I'm curious about this part. So, though frame is suggested in doc, ggplot2 doesn't need to know how and by who that keyword will be used, right? If so, I agree with your idea.

thomasp85 commented 5 years ago

I don’t think frame should be mentioned in the ggplot2 docs. I just included it to show a non-facet use

yutannihilation commented 5 years ago

OK, then it looks OK to me, I just worried that ggplot2 would have to know about the implementation of gganimate.

thomasp85 commented 5 years ago

Ah, no. There need to be a strict separation IMO

teunbrand commented 5 years ago

I'm sorry for commenting on an issue last discussed here in january, but wouldn't a simple data subsetting wrapper produce the desired behaviour? Something along the lines of:

ggsubset <- function(rowtest = NULL, omit = NULL) {
  rowtest <- substitute(rowtest)
  if (is.null(rowtest)) {
    rowtest <- substitute(TRUE)
  }
  omit <- substitute(omit)
  if (is.null(omit)) {
    omit <- substitute(TRUE)
  }
  function(x) subset.data.frame(x, eval(rowtest), -eval(omit))
}

Wherein rowtest is a logical expression of which rows to keep (e.g. Species == "setosa" in the iris dataset) and omit is a column name you want to exclude for facetting purposes. It wouldn't store a complete data.frame in the plot$layer[[...]]$data slot, so it is more memory efficient than copying an extra diamonds_static <- mutate(diamonds, cut = NULL).
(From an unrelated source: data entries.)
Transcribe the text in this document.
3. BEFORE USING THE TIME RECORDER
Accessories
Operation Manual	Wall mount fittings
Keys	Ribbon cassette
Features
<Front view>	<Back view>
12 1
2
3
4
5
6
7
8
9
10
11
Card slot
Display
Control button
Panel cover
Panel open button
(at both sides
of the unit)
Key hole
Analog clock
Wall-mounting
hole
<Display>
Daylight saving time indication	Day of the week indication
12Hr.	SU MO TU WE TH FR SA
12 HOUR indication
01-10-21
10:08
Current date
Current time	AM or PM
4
This would handle the diamond case as follows:

ggplot(diamonds, aes(x = color)) + 
  geom_bar(data = ggsubset(omit = cut), fill = 'grey70') +
  geom_bar() +
  facet_wrap(~cut)

image

Or the iris dataset:

ggplot(iris, aes(Sepal.Width, Sepal.Length)) +
  geom_point(data = ggsubset(omit = Species), colour = "grey70") +
  geom_point(aes(colour = Species)) +
  facet_wrap(~Species)

image